Afghan government officials have sought to downplay broader inflationary impacts, noting that the country has shifted the majority of its trade volume to alternate routes through Central Asia to mitigate damage. Abdul Salam Jawad, spokesperson for Afghanistan’s Commerce and Trade Ministry, said overall national price increases have been held to roughly 3% thanks to continued imports from Central Asia, Russia and China. “The problem we faced was the restrictions on our imported goods and containers coming from other countries via Iran,” Jawad explained. “We are waiting for a solution to be found in the Strait of Hormuz so that we can export normally.”
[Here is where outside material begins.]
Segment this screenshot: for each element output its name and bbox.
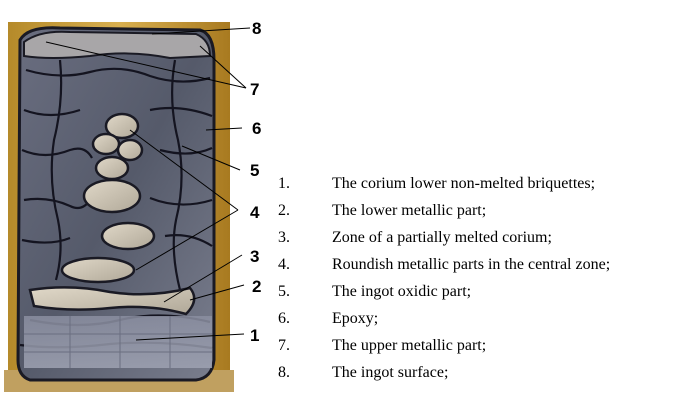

Khan Jan Alokozai, senior adviser to Afghanistan’s Chamber of Commerce and Investment, confirmed that more than 60% of the country’s total trade now flows through Central Asia, softening the overall blow of the two closed routes. Key supplies including food and petroleum products are currently arriving via Central Asia and Russia, while a growing share of trade is routed through Turkey before moving by rail through either Iran or Azerbaijan into Afghanistan, Alokozai said. Even with these adjustments, however, the humanitarian and economic damage from the collapsed southern routes continues to mount for the country’s most vulnerable populations and struggling small businesses.